Additional Python dependencies as .zip
, .egg
or .py
files can be appended to the --py-files
argument.
As your job now runs on remote servers, the output generated there is not directly visible. You can retrieve the full logs like this:
Find the application ID: it is printed in the console output of the Spark job, for example application_1484394506558_0055
. Then run:
yarn logs -log_files_pattern std.* -applicationId application_1484394506558_0055
Use X2Go Client to start a remote desktop session with your VM; run Firefox and navigate to the job's tracking URL printed in Spark's console output, e.g: http://epod-master1.vgt.vito.be:8088/proxy/application_1484394506558_0055.
An overview of the jobs submitted to the cluster is available at http://epod-master1.vgt.vito.be:8088/cluster.
Python3.8 no longer supports spark 2.4. This means if you have python3.8 code, Spark 3 will have to be used.
Spark 3.2 is available under /opt/spark3_2_0/
on your userVM.
Since the Hadoop cluster does not have Python 3.8 installed by default, your own environment will have to be created. This environment will need to have the Python 3.8 binaries as well as the required libraries installed (as those are also not available on the epods). The preferred way to achieve this is by using conda and conda-pack to package your environment as venv and venv-pack will not package Python 3.8 binaries and only install the Python 3.8 packages you install inside the virtual environment.

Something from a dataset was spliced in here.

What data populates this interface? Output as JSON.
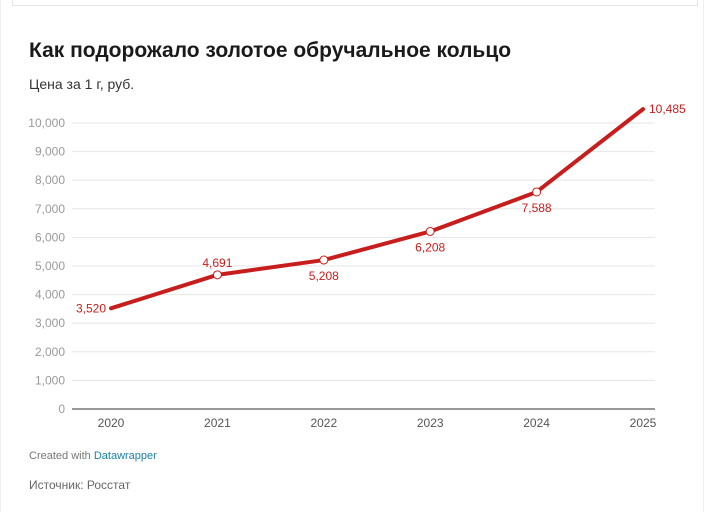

More information on how to get a conda environment packages for Spark can be found here
For our example, a simple environment where only numpy is installed as an extra package is used. The package is located on HDFS at hdfs://hacluster/spark3_sample/spark3_example.tar.gz
. This package was created by performing:
conda create -y -n spark3_example python=3.8 numpy
conda activate spark3_example
conda pack -o spark3_example.tar.gz
The spark-submit command is located at run-cluster-spark3
.
The configuration of note is:
- Setting
SPARK_HOME
- Setting
PYSPARK_PYTHON
- Adding the environment using
--archives